Is er iets in uw leven waarvoor u de volle verantwoordelijkheid neemt?

In de hoop dat dat kan: het einde ervan.

Hoe ga je/moet men iets vinden/onderzoeken waarvan je niet weet/wij niet weten wat het is?

Dat gaat helemaal vanzelf: geen jaar, dag of zelfs uur waarvan je het verloop werkelijk kunt voorspellen.

Welk eten vindt u onethisch?

Als het heeft geleden om menselijk voedsel te worden.

Wat vindt u uitgesproken mooi, en waarom?

Vul een helder glazen fles met water en houd er een ansichtkaart omheen van een landschap, stad, schilderij; kijk door de fles naar de afbeelding. Wat je dan beleeft is het antwoord op de tweede helft van de vraag.

Wat is de mooiste metafoor en/of de lelijkste metafoor die u kent of zelf hebt gebruikt? En waarom?

Als mooiste de zeepbel. Zo veel kleuren en lichtheid, met tot slot het uiteenspatten, micro-druppels glinsterend in de zon; een voorbeeldig einde… Jammer dat het als metafoor dient voor een loze fantasie.

De ergste is ‘verkazing’. Niet alleen van hersens, die dat schijnen te doen, maar ook van ideeën, inspiratie. Verstarren is tot daaraantoe; verkazen, dat is pas de ware verstikking.

Wat is wat u betreft, als puntje bij paaltje komt, de uiteindelijke grondstof van de werkelijkheid?

Niet zozeer iets stoffelijks denk ik maar eerder een heel ijl, ingewikkeld klank- en lichtspel. Misschien zoals te horen is aan het slot van R.M. Rilkes XXste zang uit Sonette an Orpheus (dl. 2):

[…]

Fische sind stumm…, so meinte man einmal. Wer weiß?

Aber ist nicht am Ende ein Ort, wo man das, was der Fische

Sprache wäre, ohne sie spricht?

Wat is de gevaarlijkste illusie die mensen kunnen koesteren?

Dat toeval niet bestaat.

Wat verstaat u onder fatsoen?

Beschaafd gedrag jegens iedereen – met uitzondering van je vrienden trouwens, want bij ware vriendschap heeft fatsoen weinig te zoeken. Nee, het is juist de omgang met onbekenden en mensen om wie je niet erg, of helemaal niet geeft waar fatsoen voor bedoeld is; te beginnen bij de poging een ander hoe dan ook geen onnodige hinder te bezorgen. Van daaruit kun je dan via een aantal gangbare beleefdheden hele choreografieën van wederzijdse voorkomendheid opbouwen, en zo helpt het fatsoen ons elegant door allerlei complexe sociale omstandigheden heen – aangenomen tenminste dat de ander zich vergelijkbaar gedraagt.
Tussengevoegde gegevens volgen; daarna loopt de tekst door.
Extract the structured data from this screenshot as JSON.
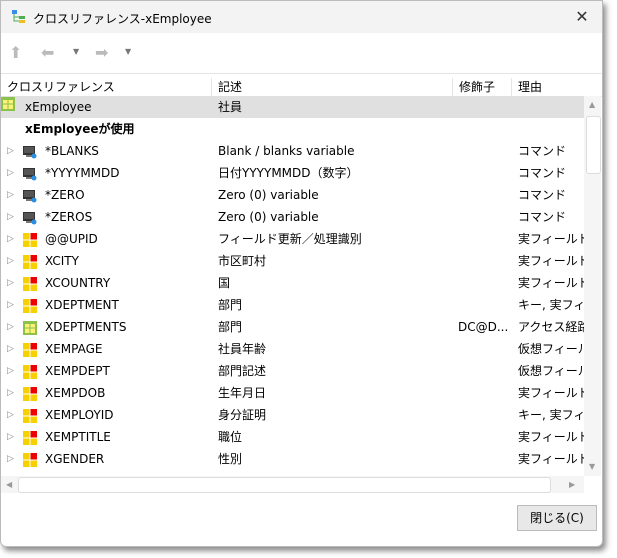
{
  "window": {
    "title": "クロスリファレンス-xEmployee",
    "close_icon": "close-icon"
  },
  "toolbar": {
    "up": "up-arrow-icon",
    "back": "back-arrow-icon",
    "forward": "forward-arrow-icon"
  },
  "columns": [
    "クロスリファレンス",
    "記述",
    "修飾子",
    "理由"
  ],
  "root": {
    "name": "xEmployee",
    "description": "社員"
  },
  "group_heading": "xEmployeeが使用",
  "rows": [
    {
      "icon": "monitor",
      "name": "*BLANKS",
      "description": "Blank / blanks variable",
      "modifier": "",
      "reason": "コマンド"
    },
    {
      "icon": "monitor",
      "name": "*YYYYMMDD",
      "description": "日付YYYYMMDD（数字）",
      "modifier": "",
      "reason": "コマンド"
    },
    {
      "icon": "monitor",
      "name": "*ZERO",
      "description": "Zero (0) variable",
      "modifier": "",
      "reason": "コマンド"
    },
    {
      "icon": "monitor",
      "name": "*ZEROS",
      "description": "Zero (0) variable",
      "modifier": "",
      "reason": "コマンド"
    },
    {
      "icon": "field",
      "name": "@@UPID",
      "description": "フィールド更新／処理識別",
      "modifier": "",
      "reason": "実フィールド"
    },
    {
      "icon": "field",
      "name": "XCITY",
      "description": "市区町村",
      "modifier": "",
      "reason": "実フィールド,..."
    },
    {
      "icon": "field",
      "name": "XCOUNTRY",
      "description": "国",
      "modifier": "",
      "reason": "実フィールド,..."
    },
    {
      "icon": "field",
      "name": "XDEPTMENT",
      "description": "部門",
      "modifier": "",
      "reason": "キー, 実フィール"
    },
    {
      "icon": "table",
      "name": "XDEPTMENTS",
      "description": "部門",
      "modifier": "DC@D...",
      "reason": "アクセス経路,..."
    },
    {
      "icon": "field",
      "name": "XEMPAGE",
      "description": "社員年齢",
      "modifier": "",
      "reason": "仮想フィールド,"
    },
    {
      "icon": "field",
      "name": "XEMPDEPT",
      "description": "部門記述",
      "modifier": "",
      "reason": "仮想フィールド,"
    },
    {
      "icon": "field",
      "name": "XEMPDOB",
      "description": "生年月日",
      "modifier": "",
      "reason": "実フィールド,..."
    },
    {
      "icon": "field",
      "name": "XEMPLOYID",
      "description": "身分証明",
      "modifier": "",
      "reason": "キー, 実フィール"
    },
    {
      "icon": "field",
      "name": "XEMPTITLE",
      "description": "職位",
      "modifier": "",
      "reason": "実フィールド,..."
    },
    {
      "icon": "field",
      "name": "XGENDER",
      "description": "性別",
      "modifier": "",
      "reason": "実フィールド,..."
    }
  ],
  "footer": {
    "close_label": "閉じる(C)"
  }
}
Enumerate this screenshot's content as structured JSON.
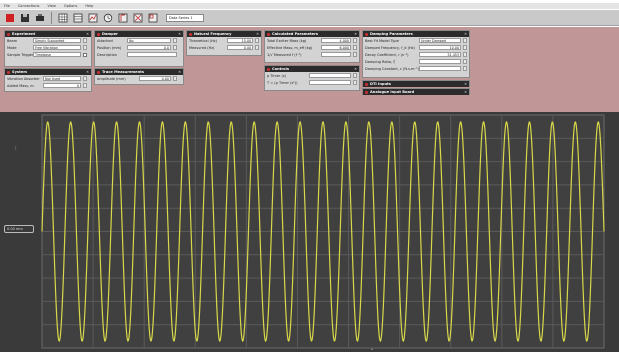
{
  "menu": [
    "File",
    "Connections",
    "View",
    "Options",
    "Help"
  ],
  "toolbar": {
    "select_value": "Data Series 1",
    "colors": {
      "record": "#d02020",
      "accent": "#c03030"
    }
  },
  "panels": {
    "experiment": {
      "title": "Experiment",
      "rows": [
        {
          "label": "Beam",
          "value": "Simply Supported"
        },
        {
          "label": "Mode",
          "value": "Free Vibration"
        },
        {
          "label": "Sample Trigger",
          "value": "Timebase"
        }
      ]
    },
    "system": {
      "title": "System",
      "rows": [
        {
          "label": "Vibration Absorber",
          "value": "Not Used"
        },
        {
          "label": "Added Mass, m",
          "value": "0"
        }
      ]
    },
    "damper": {
      "title": "Damper",
      "rows": [
        {
          "label": "Attached",
          "value": "No"
        },
        {
          "label": "Position  (mm)",
          "value": "0.0"
        },
        {
          "label": "Description",
          "value": ""
        }
      ]
    },
    "trace": {
      "title": "Trace Measurements",
      "rows": [
        {
          "label": "Amplitude  (mm)",
          "value": "0.00"
        }
      ]
    },
    "natural_frequency": {
      "title": "Natural Frequency",
      "rows": [
        {
          "label": "Theoretical  (Hz)",
          "value": "15.00"
        },
        {
          "label": "Measured  (Hz)",
          "value": "0.00"
        }
      ]
    },
    "calculated": {
      "title": "Calculated Parameters",
      "rows": [
        {
          "label": "Total Exciter Mass  (kg)",
          "value": "4.000"
        },
        {
          "label": "Effective Mass, m_eff (kg)",
          "value": "6.000"
        },
        {
          "label": "1/√ Measured f (f⁻²)",
          "value": ""
        }
      ]
    },
    "controls": {
      "title": "Controls",
      "rows": [
        {
          "label": "p Timer  (s)",
          "value": ""
        },
        {
          "label": "T = (p Timer  (s²))",
          "value": ""
        }
      ]
    },
    "damping": {
      "title": "Damping Parameters",
      "rows": [
        {
          "label": "Best Fit Model Type",
          "value": "Under Damped"
        },
        {
          "label": "Damped Frequency, f_d  (Hz)",
          "value": "10.00"
        },
        {
          "label": "Decay Coefficient, r (s⁻¹)",
          "value": "51.453"
        },
        {
          "label": "Damping Ratio, ζ",
          "value": ""
        },
        {
          "label": "Damping Constant, c  (N.s.m⁻¹)",
          "value": ""
        }
      ]
    },
    "dti": {
      "title": "DTI Inputs"
    },
    "analogue": {
      "title": "Analogue Input Board"
    }
  },
  "plot": {
    "cursor_label": "0.00 mm",
    "colors": {
      "background": "#3a3a3a",
      "grid": "#5a5a5a",
      "trace": "#d8d84a",
      "panel_strip": "#c09696"
    }
  },
  "chart_data": {
    "type": "line",
    "title": "",
    "xlabel": "",
    "ylabel": "",
    "series": [
      {
        "waveform": "sine",
        "cycles": 24.5,
        "amplitude_relative": 1.0
      }
    ],
    "grid": true
  }
}
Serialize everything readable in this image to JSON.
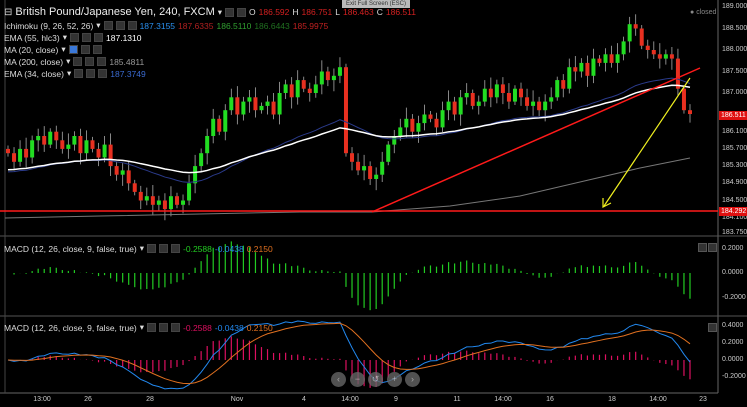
{
  "header": {
    "title": "British Pound/Japanese Yen, 240, FXCM",
    "o_label": "O",
    "o": "186.592",
    "h_label": "H",
    "h": "186.751",
    "l_label": "L",
    "l": "186.463",
    "c_label": "C",
    "c": "186.511"
  },
  "exit_fullscreen": "Exit Full Screen (ESC)",
  "status": "closed",
  "indicators": [
    {
      "label": "Ichimoku (9, 26, 52, 26)",
      "values": [
        "187.3155",
        "187.6335",
        "186.5110",
        "186.6443",
        "185.9975"
      ]
    },
    {
      "label": "EMA (55, hlc3)",
      "values": [
        "187.1310"
      ]
    },
    {
      "label": "MA (20, close)",
      "values": []
    },
    {
      "label": "MA (200, close)",
      "values": [
        "185.4811"
      ]
    },
    {
      "label": "EMA (34, close)",
      "values": [
        "187.3749"
      ]
    }
  ],
  "macd1": {
    "label": "MACD (12, 26, close, 9, false, true)",
    "values": [
      "-0.2588",
      "-0.0438",
      "0.2150"
    ]
  },
  "macd2": {
    "label": "MACD (12, 26, close, 9, false, true)",
    "values": [
      "-0.2588",
      "-0.0438",
      "0.2150"
    ]
  },
  "price_axis": [
    "189.000",
    "188.500",
    "188.000",
    "187.500",
    "187.000",
    "186.100",
    "185.700",
    "185.300",
    "184.900",
    "184.500",
    "184.100",
    "183.750"
  ],
  "price_axis_values": [
    189.0,
    188.5,
    188.0,
    187.5,
    187.0,
    186.1,
    185.7,
    185.3,
    184.9,
    184.5,
    184.1,
    183.75
  ],
  "last_price": "186.511",
  "hline_price": "184.292",
  "macd1_axis": [
    "0.2000",
    "0.0000",
    "-0.2000"
  ],
  "macd2_axis": [
    "0.4000",
    "0.2000",
    "0.0000",
    "-0.2000"
  ],
  "time_axis": [
    "13:00",
    "26",
    "28",
    "Nov",
    "4",
    "14:00",
    "9",
    "11",
    "14:00",
    "16",
    "18",
    "14:00",
    "23"
  ],
  "nav_buttons": [
    "‹",
    "−",
    "↺",
    "+",
    "›"
  ],
  "colors": {
    "up": "#22dd22",
    "down": "#e83020",
    "ema55": "#ffffff",
    "ema34": "#2a3a7a",
    "ma200": "#777777",
    "trend": "#ff1a1a",
    "arrow": "#f0f020",
    "macd": "#2288ee",
    "signal": "#e07020",
    "hist1": "#22cc22",
    "hist2": "#dd1060"
  },
  "chart_data": {
    "type": "candlestick",
    "closes": [
      185.6,
      185.4,
      185.7,
      185.5,
      185.9,
      186.0,
      185.8,
      186.1,
      185.9,
      185.7,
      185.8,
      186.0,
      185.6,
      185.9,
      185.7,
      185.5,
      185.8,
      185.3,
      185.1,
      185.2,
      184.9,
      184.7,
      184.5,
      184.6,
      184.4,
      184.5,
      184.3,
      184.6,
      184.4,
      184.5,
      184.9,
      185.3,
      185.6,
      186.0,
      186.4,
      186.1,
      186.6,
      186.9,
      186.5,
      186.8,
      186.9,
      186.6,
      186.7,
      186.8,
      186.5,
      187.0,
      187.2,
      186.9,
      187.3,
      187.1,
      187.0,
      187.2,
      187.5,
      187.3,
      187.4,
      187.6,
      185.6,
      185.4,
      185.2,
      185.3,
      185.0,
      185.1,
      185.4,
      185.8,
      186.0,
      186.2,
      186.4,
      186.1,
      186.3,
      186.5,
      186.4,
      186.2,
      186.6,
      186.8,
      186.5,
      186.9,
      187.0,
      186.7,
      186.8,
      187.1,
      186.9,
      187.2,
      187.0,
      186.8,
      187.1,
      186.9,
      186.7,
      186.8,
      186.6,
      186.8,
      186.9,
      187.3,
      187.1,
      187.6,
      187.5,
      187.7,
      187.4,
      187.8,
      187.7,
      187.9,
      187.7,
      187.9,
      188.2,
      188.6,
      188.5,
      188.1,
      188.0,
      187.9,
      187.8,
      187.9,
      187.8,
      187.1,
      186.6,
      186.511
    ],
    "ylim": [
      183.7,
      189.0
    ]
  }
}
Maar wat als die ander dat niet doet, helemaal niet zelfs, hij is grof, laaghartig, abject? Geen nood, want juist dan krijgt het fatsoen de kans tot superieure hoogten te stijgen – met als familievoorbeeld de legendarische tante Christine. Tijdens de oorlog logeerde zij bij mijn grootouders in Nijmegen, toen op een ochtend de Duitsers de deur probeerden in te beuken om, naar later bleek, het hele huis, de hele buurt zelfs in brand te steken. Mijn grootouders renden naar de tuin, maar tante Christine stapte de gang door en opende de al bijna bezweken voordeur met de woorden: ‘Na bitte, können Sie nicht klingeln?’

Wat zou u veranderen aan uw leven als er onomstotelijk en algemeen geaccepteerd wetenschappelijk bewijs bestond van een hiernamaals?

Verlies omzetten in hoop, en dan elke dag denken aan het weerzien.

Welk ledemaat zou u willen opofferen voor de goede zaak? Welke goede zaak?

Of er is geen keuze, of er is geen goede zaak.

Wat is voor u altijd de grote vraag in het leven (geweest)?

Of ik het redelijk af krijg.

Hedda Martens woont en werkt in Amsterdam. Ze schreef drie verhalenbundels, waarvan Iemandsland, vijftig beschrijvingen van personages, nog leverbaar is. In 2008 verscheen De postbode, over een stad met betoverende mogelijkheden.